If low-income people are hurt by their circumstances "we're going to try to find a real solution," Petteys said. "And anybody who really cares about poor people will find ways to best solve the problem."

The benefit office Thursday night was bustling with adults cooking food for the children playing in the church's main chapel.

"Maybe we're going to be called names because we're stepping on toes," Petteys said.

Its fall 2002 sponsors guide lists numerous prominent businesses, doctors and lawyers throughout Berkshire County.

At the Pittsfield office, WMLA administrative assistant Rogers also denied the group was engaged in cultic activity, when asked of its prior publicity linking it to NATLFED. She said the group merely serves its members by providing free food, clothing, access to doctors and dentists and legal advocates.

"We're definitely not a cult," Rogers said. "There's always people who see the negative side of everything."

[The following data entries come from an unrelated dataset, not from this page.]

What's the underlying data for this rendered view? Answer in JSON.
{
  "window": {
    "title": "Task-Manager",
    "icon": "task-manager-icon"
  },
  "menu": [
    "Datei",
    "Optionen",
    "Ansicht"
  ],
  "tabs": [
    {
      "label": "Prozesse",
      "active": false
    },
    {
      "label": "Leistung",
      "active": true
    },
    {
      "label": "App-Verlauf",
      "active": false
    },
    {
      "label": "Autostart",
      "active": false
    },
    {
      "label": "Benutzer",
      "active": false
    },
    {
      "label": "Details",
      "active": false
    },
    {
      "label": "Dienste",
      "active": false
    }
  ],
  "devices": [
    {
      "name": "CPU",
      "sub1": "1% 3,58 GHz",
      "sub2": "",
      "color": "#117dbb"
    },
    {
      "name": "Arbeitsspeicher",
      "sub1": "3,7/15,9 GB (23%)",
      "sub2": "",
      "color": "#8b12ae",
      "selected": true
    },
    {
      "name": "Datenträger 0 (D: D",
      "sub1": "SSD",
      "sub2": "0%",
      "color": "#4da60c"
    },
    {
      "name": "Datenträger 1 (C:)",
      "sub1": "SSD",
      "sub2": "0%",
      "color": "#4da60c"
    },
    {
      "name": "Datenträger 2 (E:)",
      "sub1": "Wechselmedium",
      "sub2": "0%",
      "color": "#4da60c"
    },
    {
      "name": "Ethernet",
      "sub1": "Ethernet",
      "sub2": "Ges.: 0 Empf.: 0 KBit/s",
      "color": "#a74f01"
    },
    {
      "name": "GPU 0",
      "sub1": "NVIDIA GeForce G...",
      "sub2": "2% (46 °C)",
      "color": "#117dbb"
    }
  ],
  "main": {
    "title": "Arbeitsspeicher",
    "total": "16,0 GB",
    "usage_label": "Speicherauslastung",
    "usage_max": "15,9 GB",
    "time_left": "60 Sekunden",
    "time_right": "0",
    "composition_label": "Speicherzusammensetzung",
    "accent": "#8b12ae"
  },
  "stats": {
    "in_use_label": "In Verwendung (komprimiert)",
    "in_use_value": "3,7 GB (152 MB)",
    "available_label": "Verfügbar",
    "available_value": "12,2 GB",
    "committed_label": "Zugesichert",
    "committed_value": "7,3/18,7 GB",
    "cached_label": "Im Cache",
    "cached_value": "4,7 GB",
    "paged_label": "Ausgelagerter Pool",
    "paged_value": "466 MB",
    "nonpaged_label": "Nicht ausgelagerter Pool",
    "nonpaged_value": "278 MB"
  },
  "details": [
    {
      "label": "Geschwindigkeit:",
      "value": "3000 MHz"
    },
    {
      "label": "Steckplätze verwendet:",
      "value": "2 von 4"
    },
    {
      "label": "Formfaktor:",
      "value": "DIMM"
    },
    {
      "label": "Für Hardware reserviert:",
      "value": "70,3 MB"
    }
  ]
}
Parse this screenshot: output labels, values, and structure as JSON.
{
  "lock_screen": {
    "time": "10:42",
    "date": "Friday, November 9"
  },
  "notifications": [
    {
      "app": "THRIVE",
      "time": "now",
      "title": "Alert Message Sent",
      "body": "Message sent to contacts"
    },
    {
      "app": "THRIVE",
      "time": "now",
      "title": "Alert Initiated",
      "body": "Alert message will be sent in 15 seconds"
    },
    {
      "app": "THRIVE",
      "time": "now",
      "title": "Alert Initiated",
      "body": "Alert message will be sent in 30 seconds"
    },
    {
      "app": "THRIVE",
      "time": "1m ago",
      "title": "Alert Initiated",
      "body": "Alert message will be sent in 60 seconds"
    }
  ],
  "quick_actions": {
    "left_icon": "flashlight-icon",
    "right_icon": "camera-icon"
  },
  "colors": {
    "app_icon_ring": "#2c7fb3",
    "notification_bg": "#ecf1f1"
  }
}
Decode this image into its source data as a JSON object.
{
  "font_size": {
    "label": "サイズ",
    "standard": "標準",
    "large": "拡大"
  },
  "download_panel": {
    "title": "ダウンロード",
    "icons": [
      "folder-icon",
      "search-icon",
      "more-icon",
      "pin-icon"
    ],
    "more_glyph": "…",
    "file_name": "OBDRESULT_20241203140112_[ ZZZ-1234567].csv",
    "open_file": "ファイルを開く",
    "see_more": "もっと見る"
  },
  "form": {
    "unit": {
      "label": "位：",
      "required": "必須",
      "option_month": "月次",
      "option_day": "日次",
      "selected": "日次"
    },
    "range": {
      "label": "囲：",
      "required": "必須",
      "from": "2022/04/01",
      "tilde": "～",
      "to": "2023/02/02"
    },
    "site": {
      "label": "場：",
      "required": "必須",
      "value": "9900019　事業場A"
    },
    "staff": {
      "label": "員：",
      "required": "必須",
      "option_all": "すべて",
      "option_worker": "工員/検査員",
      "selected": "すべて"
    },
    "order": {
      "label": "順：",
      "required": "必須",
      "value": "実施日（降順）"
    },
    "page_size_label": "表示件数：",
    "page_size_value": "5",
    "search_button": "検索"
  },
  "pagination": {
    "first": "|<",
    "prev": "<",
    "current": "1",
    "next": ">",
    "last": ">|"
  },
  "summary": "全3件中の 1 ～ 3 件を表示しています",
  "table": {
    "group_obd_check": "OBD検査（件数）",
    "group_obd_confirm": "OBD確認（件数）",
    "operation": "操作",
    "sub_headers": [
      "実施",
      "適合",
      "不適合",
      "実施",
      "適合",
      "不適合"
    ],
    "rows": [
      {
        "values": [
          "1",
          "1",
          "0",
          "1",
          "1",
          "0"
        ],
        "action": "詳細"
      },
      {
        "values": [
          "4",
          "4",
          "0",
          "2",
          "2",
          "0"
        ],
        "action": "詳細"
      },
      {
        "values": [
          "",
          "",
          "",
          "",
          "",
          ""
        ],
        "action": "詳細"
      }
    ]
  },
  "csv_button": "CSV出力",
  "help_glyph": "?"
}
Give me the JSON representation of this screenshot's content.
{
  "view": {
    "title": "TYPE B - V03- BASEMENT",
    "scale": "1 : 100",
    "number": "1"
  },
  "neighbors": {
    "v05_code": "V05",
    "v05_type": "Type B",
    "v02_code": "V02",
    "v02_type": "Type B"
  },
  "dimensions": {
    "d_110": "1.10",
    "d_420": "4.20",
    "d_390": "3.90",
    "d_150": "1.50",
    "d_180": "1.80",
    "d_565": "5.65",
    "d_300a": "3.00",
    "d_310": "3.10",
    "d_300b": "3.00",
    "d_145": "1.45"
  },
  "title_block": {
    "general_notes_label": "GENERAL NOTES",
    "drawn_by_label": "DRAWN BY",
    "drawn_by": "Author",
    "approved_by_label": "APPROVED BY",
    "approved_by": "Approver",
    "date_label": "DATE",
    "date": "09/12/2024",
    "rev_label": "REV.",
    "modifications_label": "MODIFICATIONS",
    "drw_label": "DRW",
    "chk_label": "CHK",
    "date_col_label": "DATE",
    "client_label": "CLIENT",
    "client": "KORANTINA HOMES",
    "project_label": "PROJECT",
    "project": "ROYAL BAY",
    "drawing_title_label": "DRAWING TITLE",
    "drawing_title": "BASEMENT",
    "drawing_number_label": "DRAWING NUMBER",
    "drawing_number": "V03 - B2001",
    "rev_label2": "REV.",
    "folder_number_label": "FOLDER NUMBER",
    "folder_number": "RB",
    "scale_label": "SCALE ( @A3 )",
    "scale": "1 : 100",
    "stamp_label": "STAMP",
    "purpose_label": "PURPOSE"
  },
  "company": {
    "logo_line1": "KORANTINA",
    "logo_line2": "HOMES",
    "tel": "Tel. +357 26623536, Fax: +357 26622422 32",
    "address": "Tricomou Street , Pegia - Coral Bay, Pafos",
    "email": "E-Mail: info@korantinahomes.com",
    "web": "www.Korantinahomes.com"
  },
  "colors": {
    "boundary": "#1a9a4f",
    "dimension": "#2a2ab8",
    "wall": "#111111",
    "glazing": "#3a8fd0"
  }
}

While denying a direct connection to the group, Rogers said WMLA does sell the California-based NATLFED calendars as a fundraiser.

Seventh Day Adventist Church Preacher Matthew Farrar said the church made its space available to WMLA "to help people pitch in and work together," according to the WMLA newspaper.

WMLA canvassed North Adams neighborhoods last summer and "signed members who, while working as many as three jobs in the tourism industry ... were unable to afford school clothing for their children."

"Many tenants contacted on the membership canvassing have said that the city's new-found tourist appeal is causing their housing costs to escalate as the demand rises for local properties," Kent said in the WMLA newspaper article. "A number of service workers and disabled workers have told us about the landlord-tenant difficulties they were facing as a result. In response, we are setting up legal advice sessions at the benefit office."

Farrar said Thursday night he has seen first-hand and can attest to the help the WMLA has provided for poor people in the local community.

In the late 1980s and early 1990s, WMLA was active at Williams College, canvassed North County neighborhoods seeking donations, and set up donation spots outside of local supermarkets. A New York Times article described WMLA's presence on the Williams campus as a "sort of Salvation Army with a political edge." Williams eventually tried to restrict WMLA's activity on campus, where it had apparently curried enough favor with a two professors as to have some of its members lecture in their classes.

At the time, WMLA operated under the premise it sought food and money donations for the needy and operated a wood fuel assistance program for local residents. But a former member told the Berkshire Eagle in 1995 that the group engaged in little community assistance and members ate most of the food donations.

A former member also said WMLA lured its members on the basis of community service, but wound up indoctrinating them with what was described as a far-left and unorthodox brand of Marxism.

The New York City police carried out a raid at NATLFED's Brooklyn headquarters in November 1996 after suspecting it was harboring bombs. No bombs were ever found, but police did find an arsenal of weapons.

According to cult-watch Web sites, NATLFED has been active for three decades and operates by using dozens of smaller fronts.